IL MESSAGGIO AUGURALE – Il Capo di Stato Maggiore dell’Aeronautica Militare ha evidenziato come «La coesione, in questo momento storico, sia decisiva per l’Aeronautica così come per il nostro Paese, per vivere e superare i problemi e le difficoltà interne così come per vincere le sfide esterne. L’Aeronautica Militare è consapevole di dover contribuire attivamente nella costruzione del futuro della nostra Nazione, ed il futuro passa attraverso la preparazione delle ragazze e dei ragazzi che oggi frequentano questa Accademia. La “missione” che consegniamo a voi giovani allievi è quella di evolvere, ampliare, ridisegnare le capacità della Forza Armata per essere sempre più utile al Paese.» Come da tradizione, contestualmente alla cerimonia, è stata celebrata “la giornata in onore delle Medaglie d’Oro al Valor Militare” con la lettura del messaggio augurale inviato al corso giurando dal gruppo dei decorati di medaglie d’oro.

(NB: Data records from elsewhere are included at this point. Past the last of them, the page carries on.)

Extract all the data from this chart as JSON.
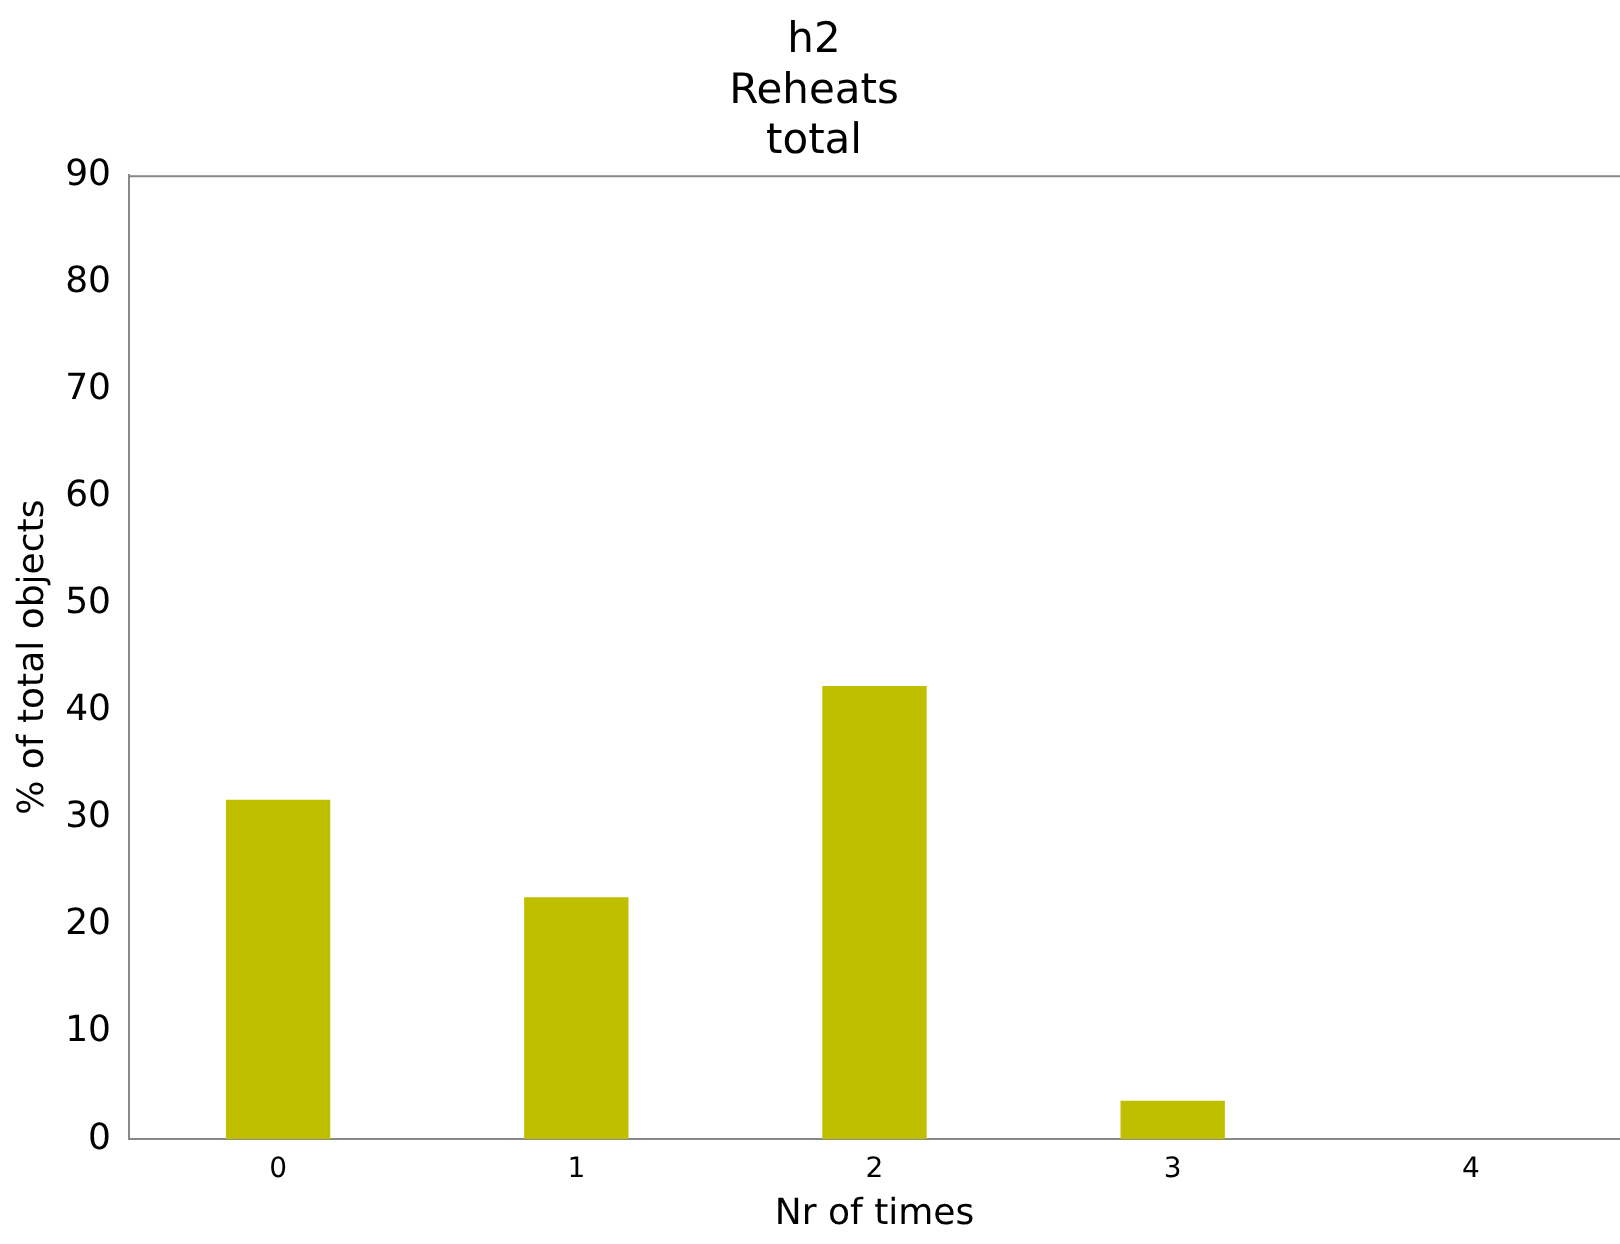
{
  "chart_data": {
    "type": "bar",
    "title": "h2\nReheats\ntotal",
    "xlabel": "Nr of times",
    "ylabel": "% of total objects",
    "categories": [
      "0",
      "1",
      "2",
      "3",
      "4"
    ],
    "values": [
      31.7,
      22.6,
      42.3,
      3.6,
      0
    ],
    "color": "#bfbf00",
    "ylim": [
      0,
      90
    ],
    "yticks": [
      0,
      10,
      20,
      30,
      40,
      50,
      60,
      70,
      80,
      90
    ],
    "grid": false,
    "legend": false
  }
}
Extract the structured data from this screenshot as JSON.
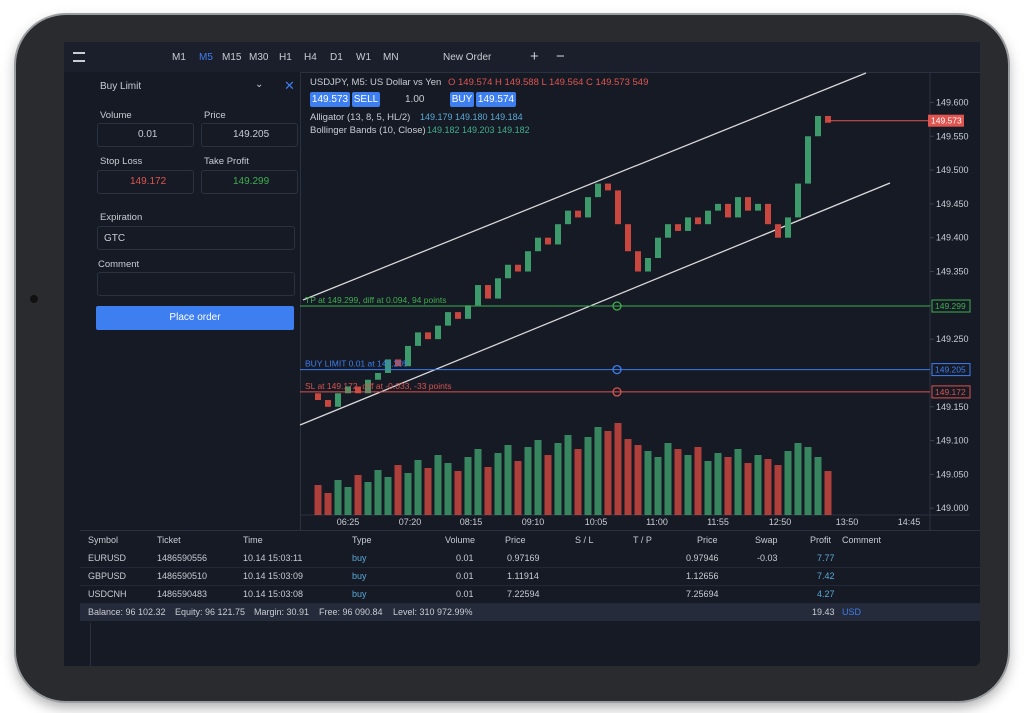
{
  "toolbar": {
    "timeframes": [
      "M1",
      "M5",
      "M15",
      "M30",
      "H1",
      "H4",
      "D1",
      "W1",
      "MN"
    ],
    "new_order": "New Order"
  },
  "order_panel": {
    "order_type": "Buy Limit",
    "volume_label": "Volume",
    "volume": "0.01",
    "price_label": "Price",
    "price": "149.205",
    "sl_label": "Stop Loss",
    "sl": "149.172",
    "tp_label": "Take Profit",
    "tp": "149.299",
    "expiration_label": "Expiration",
    "expiration": "GTC",
    "comment_label": "Comment",
    "button": "Place order"
  },
  "chart_data": {
    "type": "candlestick",
    "title": "USDJPY, M5: US Dollar vs Yen",
    "ohlc": "O 149.574 H 149.588 L 149.564 C 149.573 549",
    "sell_price": "149.573",
    "sell": "SELL",
    "lot": "1.00",
    "buy": "BUY",
    "buy_price": "149.574",
    "indicators": [
      {
        "name": "Alligator (13, 8, 5, HL/2)",
        "values": "149.179 149.180 149.184"
      },
      {
        "name": "Bollinger Bands (10, Close)",
        "values": "149.182 149.203 149.182"
      }
    ],
    "levels": [
      {
        "label": "TP at 149.299, diff at 0.094, 94 points",
        "value": 149.299,
        "value_label": "149.299",
        "color": "#3fae4e"
      },
      {
        "label": "BUY LIMIT 0.01 at 149.205",
        "value": 149.205,
        "value_label": "149.205",
        "color": "#3d7ef0"
      },
      {
        "label": "SL at 149.172, diff at -0.033, -33 points",
        "value": 149.172,
        "value_label": "149.172",
        "color": "#d9534f"
      }
    ],
    "current": {
      "value": 149.573,
      "label": "149.573"
    },
    "first_open": 149.17,
    "closes": [
      149.16,
      149.15,
      149.17,
      149.18,
      149.17,
      149.19,
      149.2,
      149.22,
      149.21,
      149.24,
      149.26,
      149.25,
      149.27,
      149.29,
      149.28,
      149.3,
      149.33,
      149.31,
      149.34,
      149.36,
      149.35,
      149.38,
      149.4,
      149.39,
      149.42,
      149.44,
      149.43,
      149.46,
      149.48,
      149.47,
      149.42,
      149.38,
      149.35,
      149.37,
      149.4,
      149.42,
      149.41,
      149.43,
      149.42,
      149.44,
      149.45,
      149.43,
      149.46,
      149.44,
      149.45,
      149.42,
      149.4,
      149.43,
      149.48,
      149.55,
      149.58,
      149.57
    ],
    "volumes": [
      30,
      22,
      35,
      28,
      40,
      33,
      45,
      38,
      50,
      42,
      55,
      47,
      60,
      52,
      44,
      58,
      66,
      48,
      62,
      70,
      54,
      68,
      75,
      60,
      72,
      80,
      66,
      78,
      88,
      84,
      92,
      76,
      70,
      64,
      58,
      72,
      66,
      60,
      68,
      54,
      62,
      58,
      66,
      52,
      60,
      56,
      50,
      64,
      72,
      68,
      58,
      44
    ],
    "ylim": [
      148.99,
      149.645
    ],
    "yticks": [
      {
        "value": 149.0,
        "label": "149.000"
      },
      {
        "value": 149.05,
        "label": "149.050"
      },
      {
        "value": 149.1,
        "label": "149.100"
      },
      {
        "value": 149.15,
        "label": "149.150"
      },
      {
        "value": 149.2,
        "label": "149.200"
      },
      {
        "value": 149.25,
        "label": "149.250"
      },
      {
        "value": 149.3,
        "label": "149.300"
      },
      {
        "value": 149.35,
        "label": "149.350"
      },
      {
        "value": 149.4,
        "label": "149.400"
      },
      {
        "value": 149.45,
        "label": "149.450"
      },
      {
        "value": 149.5,
        "label": "149.500"
      },
      {
        "value": 149.55,
        "label": "149.550"
      },
      {
        "value": 149.6,
        "label": "149.600"
      }
    ],
    "time_ticks": [
      "06:25",
      "07:20",
      "08:15",
      "09:10",
      "10:05",
      "11:00",
      "11:55",
      "12:50",
      "13:50",
      "14:45"
    ]
  },
  "positions": {
    "headers": [
      "Symbol",
      "Ticket",
      "Time",
      "Type",
      "Volume",
      "Price",
      "S / L",
      "T / P",
      "Price",
      "Swap",
      "Profit",
      "Comment"
    ],
    "rows": [
      {
        "symbol": "EURUSD",
        "ticket": "1486590556",
        "time": "10.14 15:03:11",
        "type": "buy",
        "volume": "0.01",
        "open_price": "0.97169",
        "price": "0.97946",
        "swap": "-0.03",
        "profit": "7.77"
      },
      {
        "symbol": "GBPUSD",
        "ticket": "1486590510",
        "time": "10.14 15:03:09",
        "type": "buy",
        "volume": "0.01",
        "open_price": "1.11914",
        "price": "1.12656",
        "profit": "7.42"
      },
      {
        "symbol": "USDCNH",
        "ticket": "1486590483",
        "time": "10.14 15:03:08",
        "type": "buy",
        "volume": "0.01",
        "open_price": "7.22594",
        "price": "7.25694",
        "profit": "4.27"
      }
    ]
  },
  "status": {
    "balance": "Balance: 96 102.32",
    "equity": "Equity: 96 121.75",
    "margin": "Margin: 30.91",
    "free": "Free: 96 090.84",
    "level": "Level: 310 972.99%",
    "total": "19.43",
    "currency": "USD"
  }
}
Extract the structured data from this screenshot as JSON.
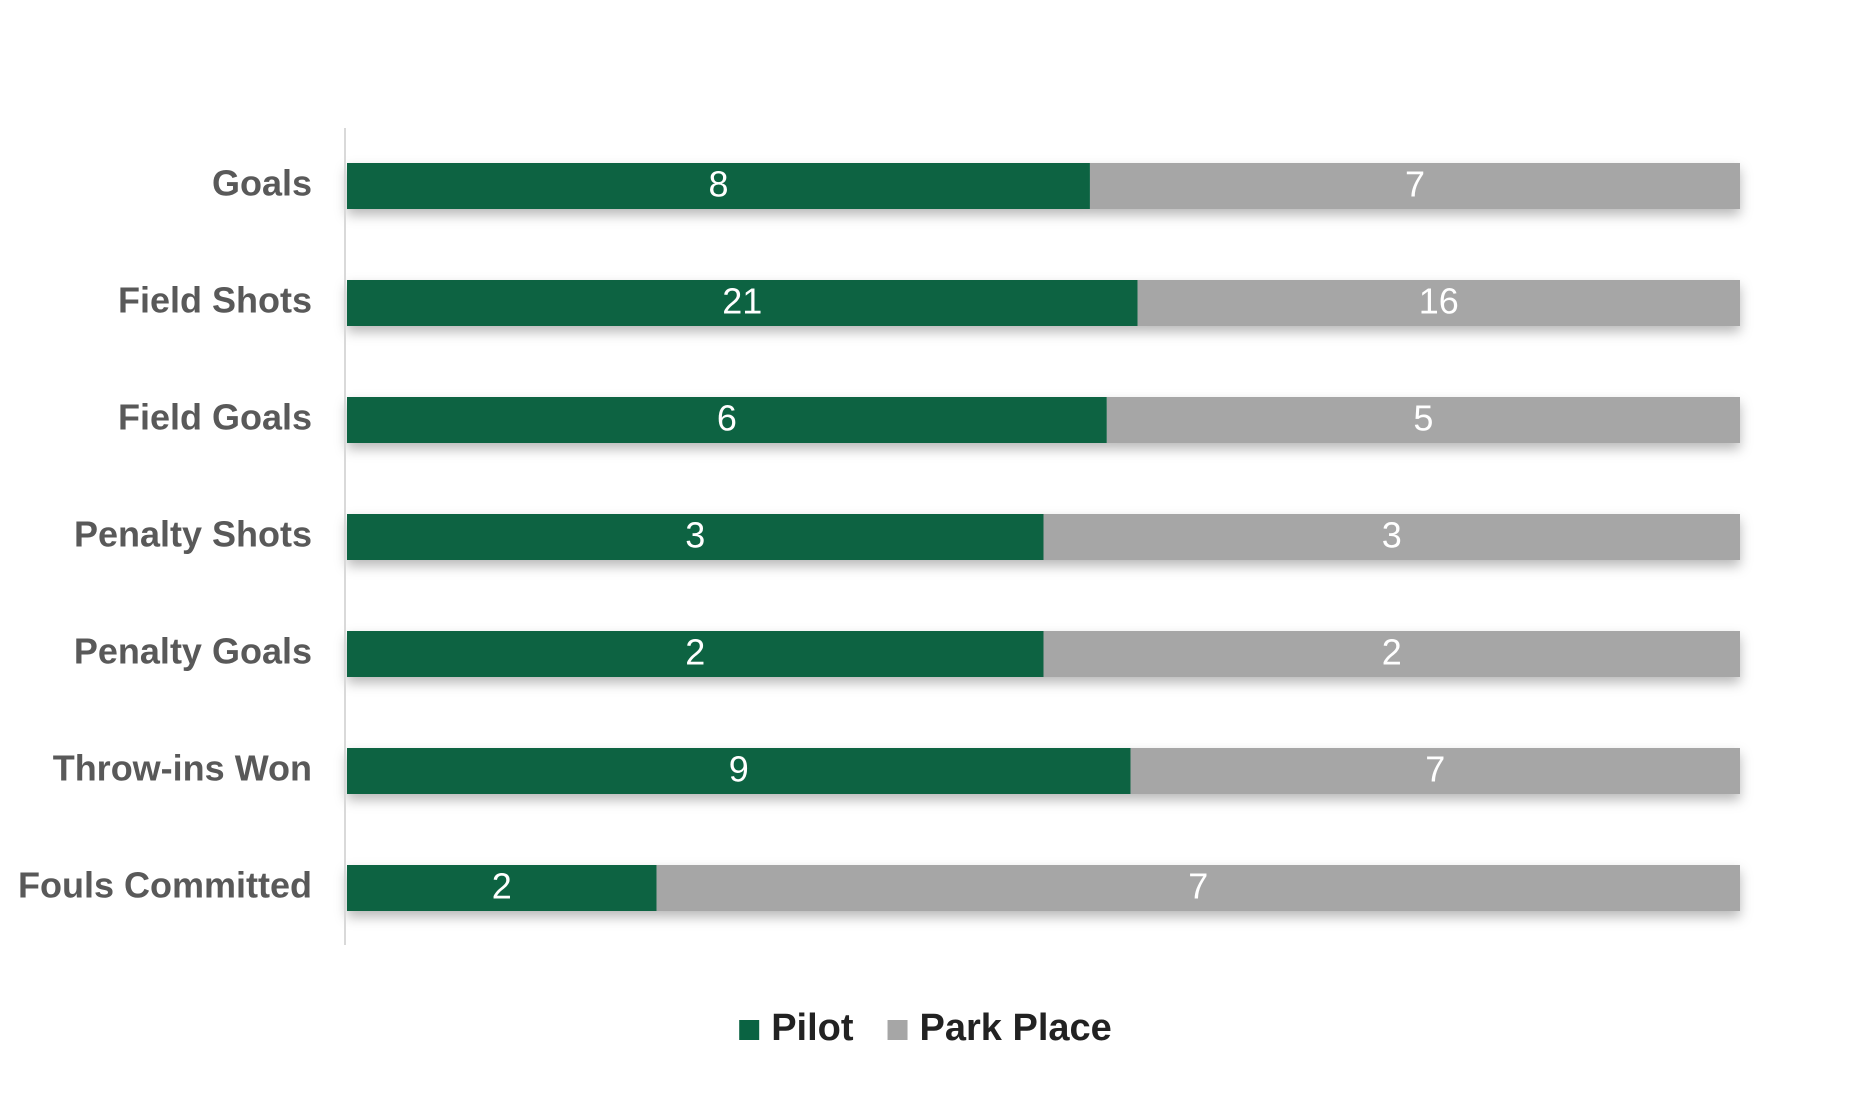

I NUOVI CADETTI – Gli ottanta frequentatori – 66 uomini e 14 donne – sono stati selezionati tra oltre 5.000 candidati ed appartengono a diversi ruoli: 43 piloti, 15 ingegneri, 8 armi, 6 commissari e 8 medici. Nel loro percorso accademico, in accordo alle attività di cooperazione internazionale svolte dall’Aeronautica Militare nel campo della formazione, i giovani cadetti sono affiancati da 9 allievi stranieri, provenienti da 7 diverse nazioni. Diventano così sette i Corsi attualmente presenti presso l’Accademia Aeronautica di Pozzuoli, in cui sono suddivisi i circa 500 frequentatori che stanno affrontando le differenti fasi della loro formazione. Il Corso Urano V, tra l’altro, è il primo a seguire il nuovo iter di studi denominato “Laurea in Gestione dei Sistemi Aerospaziali della Difesa”, della classe di Laurea in “Scienze della Difesa e Sicurezza”, che garantisce una preparazione tecnologica più spinta, senza rinunciare alle competenze interdisciplinari necessarie per comprendere ed affrontare le attuali realtà geopolitiche e sociali.